Gabon : la HAC suspend le site d’information 241 pour propos diffamatoires

À Libreville, les tensions autour de la liberté de la presse au Gabon ont connu un nouveau tournant. La Haute Autorité de la communication (HAC) a annoncé la suspension temporaire du site d’information 241, une décision qui suscite de vives réactions dans l’opinion publique.

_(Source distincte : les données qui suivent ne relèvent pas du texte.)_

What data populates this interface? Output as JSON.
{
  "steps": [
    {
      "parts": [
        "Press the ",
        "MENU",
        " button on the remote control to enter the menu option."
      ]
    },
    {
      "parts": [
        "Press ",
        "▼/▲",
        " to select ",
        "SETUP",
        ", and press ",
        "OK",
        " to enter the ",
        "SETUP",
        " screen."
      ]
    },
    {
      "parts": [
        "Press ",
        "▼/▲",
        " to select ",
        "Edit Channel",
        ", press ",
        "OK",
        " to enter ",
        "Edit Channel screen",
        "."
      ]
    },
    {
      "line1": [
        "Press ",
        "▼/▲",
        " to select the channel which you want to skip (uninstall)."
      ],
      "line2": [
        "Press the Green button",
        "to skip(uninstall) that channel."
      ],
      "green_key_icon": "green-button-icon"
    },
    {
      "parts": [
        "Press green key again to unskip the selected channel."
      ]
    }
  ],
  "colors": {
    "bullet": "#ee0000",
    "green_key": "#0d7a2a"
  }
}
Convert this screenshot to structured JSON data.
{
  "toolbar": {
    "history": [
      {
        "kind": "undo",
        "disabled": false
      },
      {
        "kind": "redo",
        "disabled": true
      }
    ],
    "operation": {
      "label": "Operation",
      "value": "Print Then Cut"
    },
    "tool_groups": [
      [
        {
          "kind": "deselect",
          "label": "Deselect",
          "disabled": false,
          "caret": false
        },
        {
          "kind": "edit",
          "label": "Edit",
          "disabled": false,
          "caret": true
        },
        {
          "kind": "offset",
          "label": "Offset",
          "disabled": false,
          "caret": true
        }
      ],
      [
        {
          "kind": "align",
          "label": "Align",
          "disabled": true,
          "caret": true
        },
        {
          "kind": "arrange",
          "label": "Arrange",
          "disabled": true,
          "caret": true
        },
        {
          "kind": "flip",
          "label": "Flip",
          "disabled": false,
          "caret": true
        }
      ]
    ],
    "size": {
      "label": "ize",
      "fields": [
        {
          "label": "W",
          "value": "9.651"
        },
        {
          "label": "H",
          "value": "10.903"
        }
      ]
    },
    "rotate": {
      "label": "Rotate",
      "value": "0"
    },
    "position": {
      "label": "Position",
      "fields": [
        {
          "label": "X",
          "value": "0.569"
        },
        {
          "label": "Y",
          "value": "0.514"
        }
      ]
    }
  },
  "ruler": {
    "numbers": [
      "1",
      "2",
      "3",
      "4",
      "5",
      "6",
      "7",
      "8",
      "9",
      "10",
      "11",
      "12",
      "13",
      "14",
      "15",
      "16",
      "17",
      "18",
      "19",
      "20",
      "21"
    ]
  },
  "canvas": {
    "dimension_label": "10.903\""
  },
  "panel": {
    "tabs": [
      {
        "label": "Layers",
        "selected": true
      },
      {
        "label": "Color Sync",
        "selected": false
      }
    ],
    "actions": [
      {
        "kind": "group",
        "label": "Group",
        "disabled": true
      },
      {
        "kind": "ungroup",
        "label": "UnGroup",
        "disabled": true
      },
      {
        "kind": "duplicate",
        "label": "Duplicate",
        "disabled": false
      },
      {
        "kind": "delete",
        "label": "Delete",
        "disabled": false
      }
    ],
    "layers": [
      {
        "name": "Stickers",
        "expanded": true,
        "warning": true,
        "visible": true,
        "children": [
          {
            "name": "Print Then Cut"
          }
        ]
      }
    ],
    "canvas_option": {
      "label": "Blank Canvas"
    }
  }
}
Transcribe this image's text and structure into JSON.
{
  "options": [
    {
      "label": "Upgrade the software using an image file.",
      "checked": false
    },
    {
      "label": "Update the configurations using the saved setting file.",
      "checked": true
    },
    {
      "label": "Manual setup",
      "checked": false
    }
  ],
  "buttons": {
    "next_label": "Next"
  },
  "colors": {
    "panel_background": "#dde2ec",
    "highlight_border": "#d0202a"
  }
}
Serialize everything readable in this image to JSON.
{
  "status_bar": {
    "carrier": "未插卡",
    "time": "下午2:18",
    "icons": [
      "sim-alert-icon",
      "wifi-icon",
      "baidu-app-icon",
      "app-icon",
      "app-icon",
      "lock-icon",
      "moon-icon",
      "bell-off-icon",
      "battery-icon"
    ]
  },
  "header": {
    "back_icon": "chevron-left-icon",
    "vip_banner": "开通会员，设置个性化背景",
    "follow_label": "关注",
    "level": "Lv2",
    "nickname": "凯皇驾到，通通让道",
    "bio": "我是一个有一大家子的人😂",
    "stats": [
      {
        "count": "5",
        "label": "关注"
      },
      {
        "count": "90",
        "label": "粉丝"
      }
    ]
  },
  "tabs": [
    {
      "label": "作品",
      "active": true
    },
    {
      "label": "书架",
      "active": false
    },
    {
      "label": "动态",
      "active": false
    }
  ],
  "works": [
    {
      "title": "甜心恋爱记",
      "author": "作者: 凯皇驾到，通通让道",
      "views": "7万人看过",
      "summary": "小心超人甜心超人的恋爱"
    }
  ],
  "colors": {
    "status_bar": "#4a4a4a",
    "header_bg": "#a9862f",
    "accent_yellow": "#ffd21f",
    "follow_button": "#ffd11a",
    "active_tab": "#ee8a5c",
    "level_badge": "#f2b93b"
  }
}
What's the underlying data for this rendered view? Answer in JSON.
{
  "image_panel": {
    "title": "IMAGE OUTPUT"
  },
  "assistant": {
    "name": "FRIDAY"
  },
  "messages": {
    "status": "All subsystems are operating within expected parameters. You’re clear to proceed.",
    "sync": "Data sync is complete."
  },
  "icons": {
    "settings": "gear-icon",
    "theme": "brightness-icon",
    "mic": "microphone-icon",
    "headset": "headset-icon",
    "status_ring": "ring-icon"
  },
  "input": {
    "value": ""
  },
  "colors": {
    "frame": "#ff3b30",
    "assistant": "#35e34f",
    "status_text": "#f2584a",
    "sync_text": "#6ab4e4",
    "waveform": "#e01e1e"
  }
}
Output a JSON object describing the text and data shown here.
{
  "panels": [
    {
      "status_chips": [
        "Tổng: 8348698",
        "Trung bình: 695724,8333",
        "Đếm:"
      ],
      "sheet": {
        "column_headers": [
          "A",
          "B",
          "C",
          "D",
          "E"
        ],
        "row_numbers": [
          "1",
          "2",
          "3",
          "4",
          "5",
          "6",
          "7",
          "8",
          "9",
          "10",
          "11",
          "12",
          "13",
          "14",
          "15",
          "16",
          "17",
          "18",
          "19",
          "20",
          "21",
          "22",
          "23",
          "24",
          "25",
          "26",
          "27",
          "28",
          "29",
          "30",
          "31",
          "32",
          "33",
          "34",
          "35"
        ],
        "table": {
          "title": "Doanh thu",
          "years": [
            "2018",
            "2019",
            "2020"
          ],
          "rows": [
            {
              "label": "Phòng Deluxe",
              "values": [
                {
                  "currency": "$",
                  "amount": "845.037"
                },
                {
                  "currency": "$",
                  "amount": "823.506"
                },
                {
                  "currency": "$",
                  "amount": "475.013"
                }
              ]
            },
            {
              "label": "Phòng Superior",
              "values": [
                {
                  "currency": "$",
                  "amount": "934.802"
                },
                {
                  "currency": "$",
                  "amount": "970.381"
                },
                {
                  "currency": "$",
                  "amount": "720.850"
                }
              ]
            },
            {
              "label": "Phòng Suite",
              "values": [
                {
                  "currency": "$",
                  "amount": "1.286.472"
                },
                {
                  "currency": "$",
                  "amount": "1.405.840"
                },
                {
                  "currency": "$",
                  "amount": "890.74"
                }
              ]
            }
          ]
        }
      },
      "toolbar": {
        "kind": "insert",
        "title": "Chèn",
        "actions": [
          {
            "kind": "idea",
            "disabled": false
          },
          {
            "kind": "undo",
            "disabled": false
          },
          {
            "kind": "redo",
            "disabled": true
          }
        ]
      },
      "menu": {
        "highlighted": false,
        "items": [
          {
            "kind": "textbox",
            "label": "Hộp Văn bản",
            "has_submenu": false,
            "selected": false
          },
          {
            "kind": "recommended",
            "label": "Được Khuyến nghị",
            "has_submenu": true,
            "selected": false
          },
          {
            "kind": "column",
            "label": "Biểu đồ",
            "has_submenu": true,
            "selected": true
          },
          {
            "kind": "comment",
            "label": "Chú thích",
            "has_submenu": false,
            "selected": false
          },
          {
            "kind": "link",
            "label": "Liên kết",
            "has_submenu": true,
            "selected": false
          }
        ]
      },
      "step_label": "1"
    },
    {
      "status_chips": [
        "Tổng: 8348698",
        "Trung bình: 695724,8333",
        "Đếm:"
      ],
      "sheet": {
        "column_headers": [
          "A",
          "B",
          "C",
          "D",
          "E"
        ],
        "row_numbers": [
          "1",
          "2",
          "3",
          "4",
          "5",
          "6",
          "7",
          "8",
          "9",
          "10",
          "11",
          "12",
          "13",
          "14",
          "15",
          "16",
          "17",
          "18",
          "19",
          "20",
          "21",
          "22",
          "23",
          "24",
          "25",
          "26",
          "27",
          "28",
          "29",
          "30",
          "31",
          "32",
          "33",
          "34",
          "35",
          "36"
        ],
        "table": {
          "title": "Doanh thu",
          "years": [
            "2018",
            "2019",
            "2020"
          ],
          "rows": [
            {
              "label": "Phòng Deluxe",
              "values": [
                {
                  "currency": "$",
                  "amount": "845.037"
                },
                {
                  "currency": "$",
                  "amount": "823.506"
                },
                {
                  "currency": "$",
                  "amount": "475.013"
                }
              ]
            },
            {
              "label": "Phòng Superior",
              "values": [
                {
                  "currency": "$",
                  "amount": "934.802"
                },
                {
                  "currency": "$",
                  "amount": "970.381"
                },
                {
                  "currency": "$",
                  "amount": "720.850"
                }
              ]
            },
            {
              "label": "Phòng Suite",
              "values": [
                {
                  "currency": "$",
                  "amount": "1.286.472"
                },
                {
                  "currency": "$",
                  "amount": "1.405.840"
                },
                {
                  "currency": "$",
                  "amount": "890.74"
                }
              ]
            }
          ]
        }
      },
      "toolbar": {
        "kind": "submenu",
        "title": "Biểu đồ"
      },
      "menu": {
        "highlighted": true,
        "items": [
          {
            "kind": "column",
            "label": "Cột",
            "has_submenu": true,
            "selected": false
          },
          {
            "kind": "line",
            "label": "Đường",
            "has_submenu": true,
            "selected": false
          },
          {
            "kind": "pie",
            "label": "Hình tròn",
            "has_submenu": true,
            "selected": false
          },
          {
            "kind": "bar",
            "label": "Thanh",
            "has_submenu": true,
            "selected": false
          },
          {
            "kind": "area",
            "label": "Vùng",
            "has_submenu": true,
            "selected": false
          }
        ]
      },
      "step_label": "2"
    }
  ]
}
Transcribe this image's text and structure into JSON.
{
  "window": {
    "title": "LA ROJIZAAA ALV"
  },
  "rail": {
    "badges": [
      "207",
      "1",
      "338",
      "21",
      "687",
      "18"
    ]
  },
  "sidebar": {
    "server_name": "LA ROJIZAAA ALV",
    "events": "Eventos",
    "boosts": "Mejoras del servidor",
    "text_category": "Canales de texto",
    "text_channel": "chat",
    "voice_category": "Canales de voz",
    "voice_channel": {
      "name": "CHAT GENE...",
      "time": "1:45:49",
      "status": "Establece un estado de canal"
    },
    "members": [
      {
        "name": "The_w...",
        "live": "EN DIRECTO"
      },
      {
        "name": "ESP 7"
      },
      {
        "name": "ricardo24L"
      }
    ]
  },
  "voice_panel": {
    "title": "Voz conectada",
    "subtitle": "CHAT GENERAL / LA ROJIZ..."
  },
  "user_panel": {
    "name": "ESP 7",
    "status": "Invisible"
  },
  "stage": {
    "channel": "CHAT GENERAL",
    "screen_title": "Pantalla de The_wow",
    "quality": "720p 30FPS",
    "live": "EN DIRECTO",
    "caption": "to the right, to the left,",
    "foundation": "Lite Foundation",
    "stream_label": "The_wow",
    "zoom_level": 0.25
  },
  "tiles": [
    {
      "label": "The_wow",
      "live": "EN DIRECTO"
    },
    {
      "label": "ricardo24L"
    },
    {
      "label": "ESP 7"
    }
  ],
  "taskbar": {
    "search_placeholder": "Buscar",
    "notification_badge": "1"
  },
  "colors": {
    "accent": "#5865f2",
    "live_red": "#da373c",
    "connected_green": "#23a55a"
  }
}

Un article à l’origine de la polémique

La mesure prise par la HAC fait suite à la publication d’un article particulièrement virulent. Intitulé « Lanlaire balance sur Oligui : 150 000 € offerts, vidéos compromettantes, bisexualité, 20 milliards dilapidés… », ce texte cible directement le président gabonais Brice Clotaire Oligui Nguema ainsi que sa famille. L’influenceur gabonais Lanlaire, également connu sous le nom d’Anges Landry Mbeng et basé en France, est cité comme source principale des informations.

Des accusations graves de la part de la HAC

Dans son communiqué, la Haute Autorité de la communication justifie sa décision en invoquant des « propos injurieux, scandaleux et d’une rare virulence ». Selon elle, le site 241 a enfreint les dispositions légales en vigueur, ce qui a conduit à sa suspension immédiate et jusqu’à nouvel ordre. Cette mesure rappelle les débats récurrents sur les limites de la liberté d’expression dans le pays.

La réaction du média suspendu

Info 241 n’a pas tardé à réagir. Le site a dénoncé une décision « épidermique » et a accusé la HAC de s’être prononcée sans même avoir pris connaissance du contenu de l’article incriminé. Cette réponse a relancé les discussions sur l’indépendance des instances de régulation des médias au Gabon.

Un climat politique sous haute tension

L’affaire a rapidement pris une dimension politique. Plusieurs partisans du président Oligui Nguema ont réclamé des poursuites judiciaires contre Lanlaire et ses éventuels complices. Ces déclarations illustrent la polarisation croissante autour des questions de gouvernance et de transparence au sommet de l’État.

Gabon : la HAC suspend le site d'information 241 pour propos diffamatoires

Cette affaire met en lumière les défis auxquels sont confrontés les médias au Gabon, entre liberté d’expression et régulation stricte. Les prochains jours s’annoncent décisifs pour déterminer l’issue de cette suspension et ses répercussions sur le paysage médiatique national.